Following 16 months of intense pre-trial litigation, countless hours in court and over 600,000 documents reviewed by both sides, the case that’s being billed as “the cryptocurrency trial of the century” could all come down to one speech made by a former Securities and Exchange Commission official four years ago.
That case, of course, is the lawsuit brought in late 2020 by the SEC against payment settlement company, Ripple. The SEC says Ripple violated securities laws when it failed to register with the agency sales of its native cryptocurrency token, XRP, that helped finance its platform and facilitate payments on Ripple’s network.
At the heart of the commission’s case is a contention that XRP was being sold by Ripple and its top executives as an illegal and unregistered security. The commission is seeking billions of dollars in damages.
In court documents, Ripple’s lawyers point out that both Clayton and Hinman have had ongoing business dealings with firms that support the adoption of Ethereum since they left the SEC. Evidence from depositions shows that top executives of a company that has ties to Ethereum met with key SEC officials, including Hinman himself, as the commission was developing its regulatory approach to crypto and weighing the Ripple lawsuit.
While both Clayton and Hinman have declined requests for comment, in depositions and in past comments they have vehemently denied any wrongdoing.
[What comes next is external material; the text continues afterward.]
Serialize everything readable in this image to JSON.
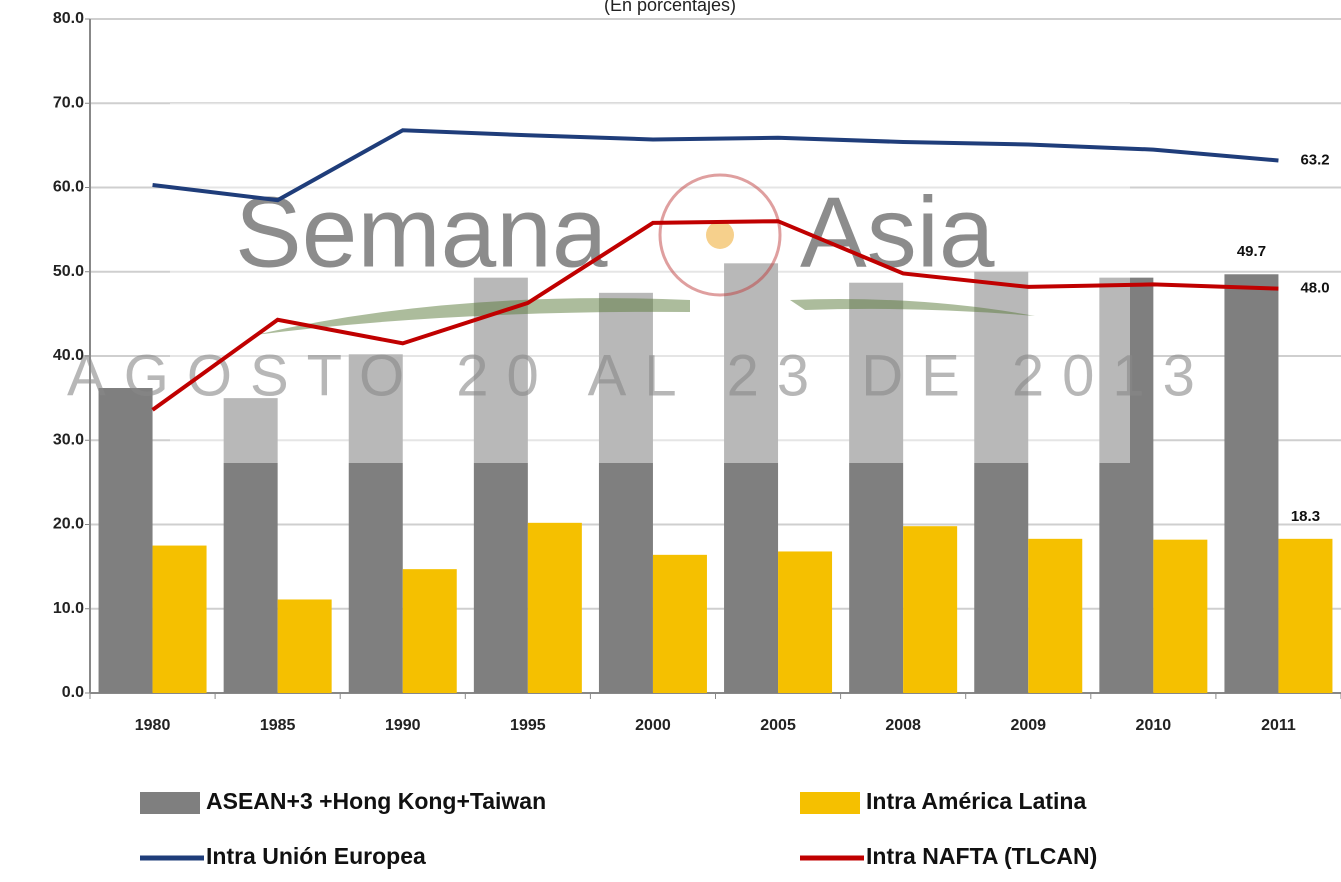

Both have said their decision to sue Ripple was based on the law – namely the Supreme Court’s 1946 Howey Test that is used to determine what makes something an investment contract, aka, a security.
In continuing the litigation, SEC attorneys working for Genlser have made the same argument: That the XRP sales were clearly linked to the buildout of Ripple’s platform, classifying them as an investment contract with Ripple itself.
One thing is certain, legal experts say: The outcome of the case will set the stage for crypto regulation moving forward. For starters, it could settle the turf war between regulatory agencies like the Commodities Futures Trading Commission, the Consumer Financial Protection Bureau and the SEC, all vying for jurisdiction in the space.
The SEC has at various times argued that the speech – classifying Bitcoin and Ether as legally unregistered securities – was Hinman’s opinion, a move legal experts say to contest that the agency has a specific ruling on XRP’s competing cryptos, Bitcoin and Ether.
However, as the lawsuit has progressed, documents show that SEC attorneys had a much bigger hand in writing the speech than was previously known.
According, to documents reviewed by the court and by FOX Business, no fewer than 68 drafts of Hinman’s speech were written before it was delivered. New documents obtained recently by Washington, D.C.-based whistleblower group Empower Oversight revealed the recipients of those drafts to be around 30 people including staffers in the Office of the General Counsel, the department of Enforcement, Hinman’s own Division of Corporation Finance, and staffers in the office of Chairman Jay Clayton among others.